Beurteilung herangezogenen sogenannten "Fremdvergleichs" wurde dabei

darauf abgestellt, bis zu welchem Zeitpunkt auch ein "unbeteiligter"

Arbeitnehmer im Unternehmen verblieben wäre (vgl 8 ObS 206/00b = WBl

2001/91 = ZIK 2001/117 mwN = DRdA 1999/51, 375, 8 ObS 56/00v = WBl

2000/216, 8 ObS 153/00h, 8 ObS 4/00x, 8 ObS 5/00v; 8 ObS 58/00p mwN ua WBl 1999, 174) und ausgesprochen, dass "völlig atypisch gestaltete" Arbeitsverhältnisse, die nicht auf die Erzielung von Entgelt für die Bestreitung des Lebensunterhaltes gerichtet sind, auch nicht nach den Bestimmungen des IESG gesichert sind (vgl 8 ObS

206/00b = WBl 2001/91 = ZIK 2001/117 mwN = 8 ObS 58/00p; RIS-Justiz

RS0111281 = 8 ObS 183/98i, 8 ObS 306/98b = DRdA 1999, 494 = RdW

2000/82, 8 ObS 295/98k uva; insbesondere zum Entfall auch der Beendigungsansprüche 8 ObS 56/00v = WBl 2000/216, 8 ObS 57/00s; 8 ObS 150/00t; 8 ObS 153/00h).
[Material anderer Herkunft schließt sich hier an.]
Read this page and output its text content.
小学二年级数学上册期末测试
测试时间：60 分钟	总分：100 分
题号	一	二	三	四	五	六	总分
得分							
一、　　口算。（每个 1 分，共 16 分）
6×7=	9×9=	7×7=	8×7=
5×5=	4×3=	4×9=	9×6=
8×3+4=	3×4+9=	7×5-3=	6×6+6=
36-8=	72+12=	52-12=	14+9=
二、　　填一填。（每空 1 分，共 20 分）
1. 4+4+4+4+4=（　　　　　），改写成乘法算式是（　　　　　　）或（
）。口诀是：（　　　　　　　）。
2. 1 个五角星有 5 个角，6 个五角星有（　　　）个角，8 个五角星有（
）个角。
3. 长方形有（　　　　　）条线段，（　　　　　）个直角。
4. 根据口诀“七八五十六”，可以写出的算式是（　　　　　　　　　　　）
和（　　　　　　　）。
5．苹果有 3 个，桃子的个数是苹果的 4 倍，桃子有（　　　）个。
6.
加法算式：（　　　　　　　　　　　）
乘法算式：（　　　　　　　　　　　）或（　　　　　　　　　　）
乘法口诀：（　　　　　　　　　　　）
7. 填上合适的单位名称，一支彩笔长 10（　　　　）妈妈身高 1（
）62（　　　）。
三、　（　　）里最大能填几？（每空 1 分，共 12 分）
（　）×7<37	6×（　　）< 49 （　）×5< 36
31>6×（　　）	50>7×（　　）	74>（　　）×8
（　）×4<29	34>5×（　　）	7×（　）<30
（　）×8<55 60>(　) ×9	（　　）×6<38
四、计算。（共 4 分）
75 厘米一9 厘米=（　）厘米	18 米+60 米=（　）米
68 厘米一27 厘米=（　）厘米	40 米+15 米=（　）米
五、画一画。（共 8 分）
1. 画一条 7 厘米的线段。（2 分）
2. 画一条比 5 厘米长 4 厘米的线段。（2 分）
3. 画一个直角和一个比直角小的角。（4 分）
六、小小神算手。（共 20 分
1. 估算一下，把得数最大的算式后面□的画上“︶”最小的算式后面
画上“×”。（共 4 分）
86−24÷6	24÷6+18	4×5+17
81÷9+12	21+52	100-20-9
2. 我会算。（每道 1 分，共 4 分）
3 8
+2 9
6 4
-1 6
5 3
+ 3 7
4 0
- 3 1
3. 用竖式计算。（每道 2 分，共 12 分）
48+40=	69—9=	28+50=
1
Davon kann aber hier hinsichtlich des Teilzeitarbeitsverhältnisses gar keine Rede sein, da der Kläger bis zum Monat vor der Konkurseröffnung offensichtlich regelmäßig sein Entgelt und damit auch seinen Lebensunterhalt bestritten hat.

Insgesamt war daher der Revision Folge zu geben und dem Kläger Insolvenz-Ausfallgeld für seine Ansprüche aus dem Teilzeitarbeitsverhältnis zuzusprechen.

Die Kostenentscheidung gründet sich auf § 77 Abs 2 Z 2 lit a ASGG, bzw §§ 50 und 41 sowie 43 ZPO.